Next, after sterilizing the fungus and removing the mycelium about 1 cm from the top of the culture medium together with the inoculum, tap water is added to the bottle mouth and left for 3 hours, then drained, illuminance 500 lux, temperature 15 ° C, The display value of Humiai 100 is controlled by a timer within the range of 115 to 120%, and coated with a perforated polysheet (trade name Million Mat, manufactured by Hadano Plastic Industry Co., Ltd.) to avoid dew condensation, and cultured for 14 days. And continued to form a fruiting body primordial. The culture medium on which the primordium was formed was uncovered, the illuminance was 500 lux, the temperature was 15 ° C., and the humidification was controlled by a timer within the range of 115 to 120% as indicated by the Humiai 100. Got the entity. Measure the yield of fruit bodies per bottle, the number of umbrellas with a diameter of 1 cm or more per bottle, and the shape of the umbrella per bottle, and add defatted sesame to the medium in the artificial cultivation of hatake shimeji. Thus, the effect of the shape of the umbrella of the fruiting body was investigated. The results are shown in Table 7. The shape of the umbrella shows the mainstream umbrella shape.
[0035]
[Table 7]
Figure 0004116188
[0036]
As can be seen from Table 7, the shape of the resulting fruit body umbrella is superior in volume, mainly hemispherical and manju-shaped.
[0037]
Comparative Example 1
In the same manner as in Example 1, a solid inoculum of Hatake Shimeji K-3304 strain was prepared. On the other hand, 100 g of sawdust (cedar wood) and 100 g of rice bran are mixed well with a wide-mouth culture bottle made of polypropylene (850 ml), and magnesium metasilicate aluminate [manufactured by Fuji Chemical Industry Co., Ltd., trade name Neusilin FH]12 g, calcium carbonate [manufactured by Nacalai Tesque Co., Ltd., reagent grade 1] 3 g, citric acid monohydrate [manufactured by Nacalai Tesque Co., Ltd., grade 1 reagent] 2 g, 350 g of water and mixed well to obtain a wet state After crushing, a hole having a diameter of about 3 cm was formed in the center, and after plugging, pasteurization was carried out at 120 ° C. for 60 minutes, followed by cooling to prepare a solid culture medium. About 15 g of the above-mentioned solid inoculum was inoculated, and first cultured in a dark place at a temperature of 25 ° C. and a humidity of 55% for 40 days until the apparent hyphae turned around on the culture medium, and further cultivated for 30 days. It was.

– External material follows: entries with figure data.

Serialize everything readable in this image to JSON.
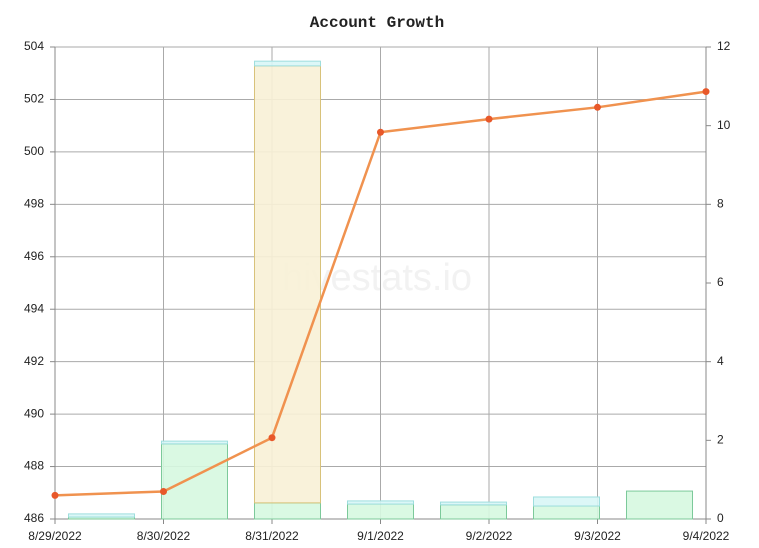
{
  "chart_data": {
    "type": "line",
    "title": "Account Growth",
    "watermark": "hivestats.io",
    "x": [
      "8/29/2022",
      "8/30/2022",
      "8/31/2022",
      "9/1/2022",
      "9/2/2022",
      "9/3/2022",
      "9/4/2022"
    ],
    "ylim": [
      486,
      504
    ],
    "yticks": [
      486,
      488,
      490,
      492,
      494,
      496,
      498,
      500,
      502,
      504
    ],
    "y2lim": [
      0,
      12
    ],
    "y2ticks": [
      0,
      2,
      4,
      6,
      8,
      10,
      12
    ],
    "grid": true,
    "series": [
      {
        "type": "line",
        "color": "#f0924f",
        "marker_color": "#e8582a",
        "values": [
          486.9,
          487.05,
          489.1,
          500.75,
          501.25,
          501.7,
          502.3
        ]
      },
      {
        "type": "bar",
        "axis": "y2",
        "color": "#d6f8e0",
        "edge": "#7cc99a",
        "values": [
          0.05,
          1.91,
          0.41,
          0.38,
          0.36,
          0.33,
          0.71
        ]
      },
      {
        "type": "bar",
        "axis": "y2",
        "color": "#f8f1d6",
        "edge": "#d8c27a",
        "values": [
          0,
          0,
          11.11,
          0,
          0,
          0,
          0
        ]
      },
      {
        "type": "bar",
        "axis": "y2",
        "color": "#d8f6f6",
        "edge": "#9edede",
        "values": [
          0.08,
          0.07,
          0.12,
          0.08,
          0.07,
          0.23,
          0
        ]
      }
    ]
  }
}
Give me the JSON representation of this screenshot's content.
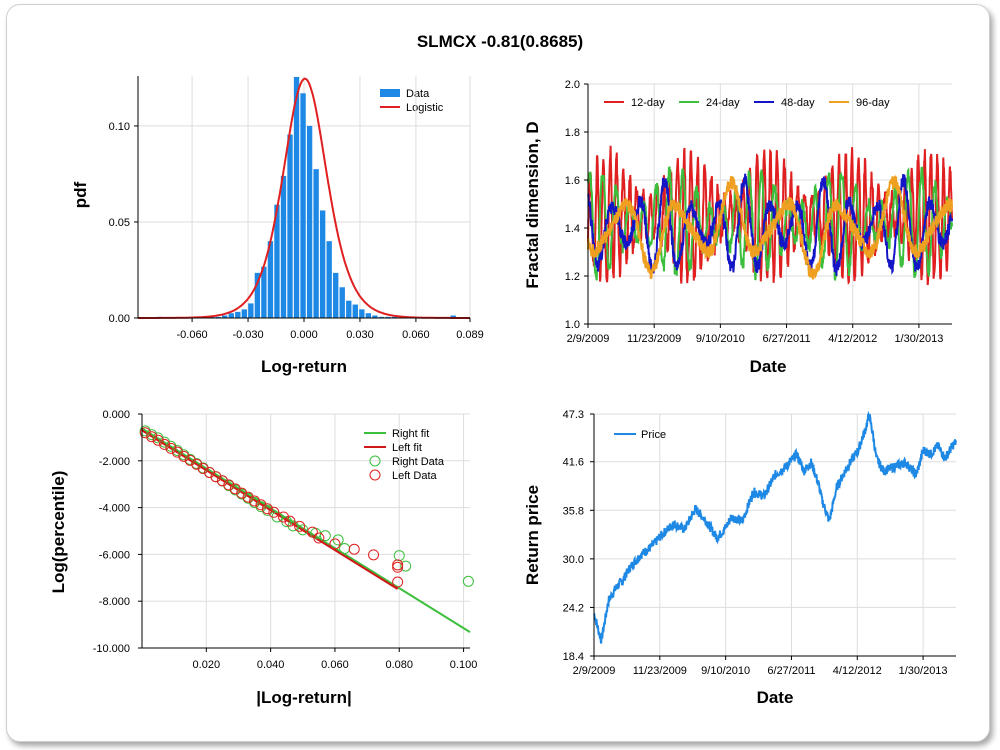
{
  "title": "SLMCX -0.81(0.8685)",
  "chart_data": [
    {
      "id": "pdf",
      "type": "bar",
      "xlabel": "Log-return",
      "ylabel": "pdf",
      "xlim": [
        -0.089,
        0.089
      ],
      "ylim": [
        0,
        0.126
      ],
      "x_ticks": [
        -0.06,
        -0.03,
        0.0,
        0.03,
        0.06,
        0.089
      ],
      "x_tick_labels": [
        "-0.060",
        "-0.030",
        "0.000",
        "0.030",
        "0.060",
        "0.089"
      ],
      "y_ticks": [
        0,
        0.05,
        0.1
      ],
      "y_tick_labels": [
        "0.00",
        "0.05",
        "0.10"
      ],
      "bin_width": 0.0035,
      "series": [
        {
          "name": "Data",
          "type": "bar",
          "color": "#1e88e5",
          "x": [
            -0.0775,
            -0.074,
            -0.0705,
            -0.067,
            -0.0635,
            -0.06,
            -0.0565,
            -0.053,
            -0.0495,
            -0.046,
            -0.0425,
            -0.039,
            -0.0355,
            -0.032,
            -0.0285,
            -0.025,
            -0.0215,
            -0.018,
            -0.0145,
            -0.011,
            -0.0075,
            -0.004,
            -0.0005,
            0.003,
            0.0065,
            0.01,
            0.0135,
            0.017,
            0.0205,
            0.024,
            0.0275,
            0.031,
            0.0345,
            0.038,
            0.0415,
            0.045,
            0.0485,
            0.052,
            0.0555,
            0.059,
            0.0625,
            0.066,
            0.0695,
            0.073,
            0.0765,
            0.08,
            0.0835
          ],
          "y": [
            0.0006,
            0,
            0,
            0,
            0,
            0,
            0.0006,
            0.0006,
            0.0006,
            0.0006,
            0.0013,
            0.0025,
            0.0032,
            0.0045,
            0.0076,
            0.0235,
            0.0267,
            0.04,
            0.059,
            0.074,
            0.0955,
            0.1255,
            0.117,
            0.1,
            0.0775,
            0.056,
            0.04,
            0.0235,
            0.016,
            0.009,
            0.007,
            0.0045,
            0.0025,
            0.0013,
            0.0006,
            0.0006,
            0.0006,
            0,
            0,
            0,
            0,
            0,
            0,
            0,
            0,
            0.0013,
            0
          ]
        },
        {
          "name": "Logistic",
          "type": "line",
          "color": "#e02020",
          "loc": 0.0005,
          "scale": 0.0079
        }
      ],
      "legend_position": "top-right"
    },
    {
      "id": "fractal",
      "type": "line",
      "xlabel": "Date",
      "ylabel": "Fractal dimension, D",
      "ylim": [
        1.0,
        2.0
      ],
      "y_ticks": [
        1.0,
        1.2,
        1.4,
        1.6,
        1.8,
        2.0
      ],
      "y_tick_labels": [
        "1.0",
        "1.2",
        "1.4",
        "1.6",
        "1.8",
        "2.0"
      ],
      "x_tick_labels": [
        "2/9/2009",
        "11/23/2009",
        "9/10/2010",
        "6/27/2011",
        "4/12/2012",
        "1/30/2013"
      ],
      "series": [
        {
          "name": "12-day",
          "color": "#e02020",
          "period": 12,
          "center": 1.45,
          "amp": 0.27
        },
        {
          "name": "24-day",
          "color": "#3cbf3c",
          "period": 24,
          "center": 1.42,
          "amp": 0.22
        },
        {
          "name": "48-day",
          "color": "#1515c8",
          "period": 48,
          "center": 1.4,
          "amp": 0.2
        },
        {
          "name": "96-day",
          "color": "#f0a020",
          "period": 96,
          "center": 1.4,
          "amp": 0.19
        }
      ],
      "legend_position": "top"
    },
    {
      "id": "tail",
      "type": "scatter",
      "xlabel": "|Log-return|",
      "ylabel": "Log(percentile)",
      "xlim": [
        0,
        0.102
      ],
      "ylim": [
        -10.0,
        0.0
      ],
      "x_ticks": [
        0.02,
        0.04,
        0.06,
        0.08,
        0.1
      ],
      "x_tick_labels": [
        "0.020",
        "0.040",
        "0.060",
        "0.080",
        "0.100"
      ],
      "y_ticks": [
        0,
        -2,
        -4,
        -6,
        -8,
        -10
      ],
      "y_tick_labels": [
        "0.000",
        "-2.000",
        "-4.000",
        "-6.000",
        "-8.000",
        "-10.000"
      ],
      "series": [
        {
          "name": "Right fit",
          "type": "line",
          "color": "#3cbf3c",
          "x": [
            0.0,
            0.102
          ],
          "y": [
            -0.62,
            -9.32
          ]
        },
        {
          "name": "Left fit",
          "type": "line",
          "color": "#d01818",
          "x": [
            0.0,
            0.0795
          ],
          "y": [
            -0.7,
            -7.48
          ]
        },
        {
          "name": "Right Data",
          "type": "scatter",
          "color": "#3cbf3c",
          "x": [
            0.001,
            0.003,
            0.005,
            0.007,
            0.009,
            0.011,
            0.013,
            0.015,
            0.017,
            0.019,
            0.021,
            0.023,
            0.025,
            0.027,
            0.029,
            0.031,
            0.033,
            0.035,
            0.037,
            0.039,
            0.042,
            0.045,
            0.047,
            0.05,
            0.054,
            0.057,
            0.061,
            0.063,
            0.08,
            0.082,
            0.1015
          ],
          "y": [
            -0.72,
            -0.88,
            -1.02,
            -1.2,
            -1.38,
            -1.56,
            -1.74,
            -1.94,
            -2.12,
            -2.3,
            -2.5,
            -2.68,
            -2.86,
            -3.06,
            -3.24,
            -3.42,
            -3.6,
            -3.78,
            -3.96,
            -4.12,
            -4.4,
            -4.6,
            -4.78,
            -4.95,
            -5.1,
            -5.2,
            -5.38,
            -5.75,
            -6.05,
            -6.5,
            -7.15
          ]
        },
        {
          "name": "Left Data",
          "type": "scatter",
          "color": "#e02020",
          "x": [
            0.001,
            0.003,
            0.005,
            0.007,
            0.009,
            0.011,
            0.013,
            0.015,
            0.017,
            0.019,
            0.021,
            0.023,
            0.025,
            0.027,
            0.029,
            0.031,
            0.033,
            0.035,
            0.037,
            0.039,
            0.041,
            0.044,
            0.046,
            0.049,
            0.053,
            0.055,
            0.06,
            0.066,
            0.072,
            0.0795,
            0.0795,
            0.0795
          ],
          "y": [
            -0.8,
            -0.97,
            -1.12,
            -1.3,
            -1.47,
            -1.63,
            -1.81,
            -1.98,
            -2.15,
            -2.33,
            -2.5,
            -2.68,
            -2.85,
            -3.03,
            -3.2,
            -3.38,
            -3.55,
            -3.72,
            -3.88,
            -4.05,
            -4.2,
            -4.4,
            -4.58,
            -4.8,
            -5.05,
            -5.3,
            -5.55,
            -5.78,
            -6.02,
            -6.45,
            -7.18,
            -6.55
          ]
        }
      ],
      "legend_position": "top-right"
    },
    {
      "id": "price",
      "type": "line",
      "xlabel": "Date",
      "ylabel": "Return price",
      "ylim": [
        18.4,
        47.3
      ],
      "y_ticks": [
        18.4,
        24.2,
        30.0,
        35.8,
        41.6,
        47.3
      ],
      "y_tick_labels": [
        "18.4",
        "24.2",
        "30.0",
        "35.8",
        "41.6",
        "47.3"
      ],
      "x_tick_labels": [
        "2/9/2009",
        "11/23/2009",
        "9/10/2010",
        "6/27/2011",
        "4/12/2012",
        "1/30/2013"
      ],
      "series": [
        {
          "name": "Price",
          "color": "#1e88e5",
          "x": [
            0,
            0.02,
            0.04,
            0.06,
            0.08,
            0.1,
            0.13,
            0.16,
            0.19,
            0.22,
            0.25,
            0.28,
            0.31,
            0.34,
            0.36,
            0.38,
            0.41,
            0.44,
            0.47,
            0.5,
            0.53,
            0.56,
            0.58,
            0.6,
            0.62,
            0.63,
            0.65,
            0.67,
            0.7,
            0.73,
            0.75,
            0.76,
            0.77,
            0.78,
            0.8,
            0.83,
            0.86,
            0.89,
            0.91,
            0.93,
            0.95,
            0.97,
            0.99,
            1.0
          ],
          "y": [
            23.5,
            20.2,
            25.0,
            26.5,
            27.5,
            29.0,
            30.5,
            31.5,
            33.0,
            34.2,
            33.5,
            36.0,
            34.5,
            32.5,
            33.5,
            35.0,
            34.5,
            38.0,
            37.5,
            40.0,
            41.0,
            42.5,
            40.5,
            41.5,
            39.0,
            37.0,
            34.5,
            38.5,
            41.0,
            43.0,
            45.5,
            47.2,
            45.0,
            42.0,
            40.5,
            41.0,
            41.5,
            40.0,
            43.0,
            42.5,
            43.5,
            42.0,
            43.5,
            44.0
          ]
        }
      ],
      "legend_position": "top-left"
    }
  ]
}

Next, after sterilizing the fungus and removing the mycelium layer about 1 cm from the top of the culture medium, add tap water to the bottle mouth, leave it for 3 hours, drain it, illuminance 500 lux, temperature 15 ° C, humidification 90%, In order to avoid dew condensation water, it was covered with a perforated polysheet (manufactured by Hadano Plastic Industry Co., Ltd., trade name Million Mat) and cultured for 14 days to form a fruiting body primordium. The culture medium on which the primordial group was formed was uncovered and further cultured for 10 days at an illuminance of 500 lux, a temperature of 15 ° C., and a humidified 90% to obtain mature fruiting bodies. For the harvested shimeji mushrooms, the fruit body yield per bottle, the number of umbrellas with a diameter of 1 cm or more per bottle, and the shape of the umbrella per bottle were measured. The effect of the umbrella shape of the fruiting body when not added was examined. The results are shown in Table 8. The shape of the umbrella shows the mainstream umbrella shape.
[0038]
[Table 8]
Figure 0004116188
[0039]
As is apparent from Table 8, when the seed defatted product was not added to the culture medium, the shape of the resulting fruit body umbrella was lacking in a flat volume-based volume feeling.
[0040]
Comparative Example 2
In the same manner as in Example 1, a solid inoculum of Hatake Shimeji K-3304 strain was prepared. On the other hand, 53 g of sawdust (cedar wood), 100 g of corn cob, and 100 g of rice bran were mixed well with 850 ml of a wide-mouth culture bottle made of polypropylene, and magnesium metasilicate [manufactured by Fuji Chemical Industry Co., Ltd., trade name Neusilin FH1] 2 g, calcium carbonate [manufactured by Nacalai Tesque Co., Ltd., grade 1], citric acid monohydrate [manufactured by Nacalai Tesque Co., Ltd., grade 1] 2 g, 350 g of water and mixed well to make it wet. After crushing, a hole having a diameter of about 3 cm was formed in the center, and after plugging, pasteurization was carried out at 120 ° C. for 60 minutes, followed by cooling to prepare a solid culture medium. About 15 g of the above-mentioned solid inoculum was inoculated, and first cultured in a dark place at a temperature of 25 ° C. and a humidity of 55% for 40 days until the apparent hyphae turned around on the culture medium, and further cultivated for 30 days. It was.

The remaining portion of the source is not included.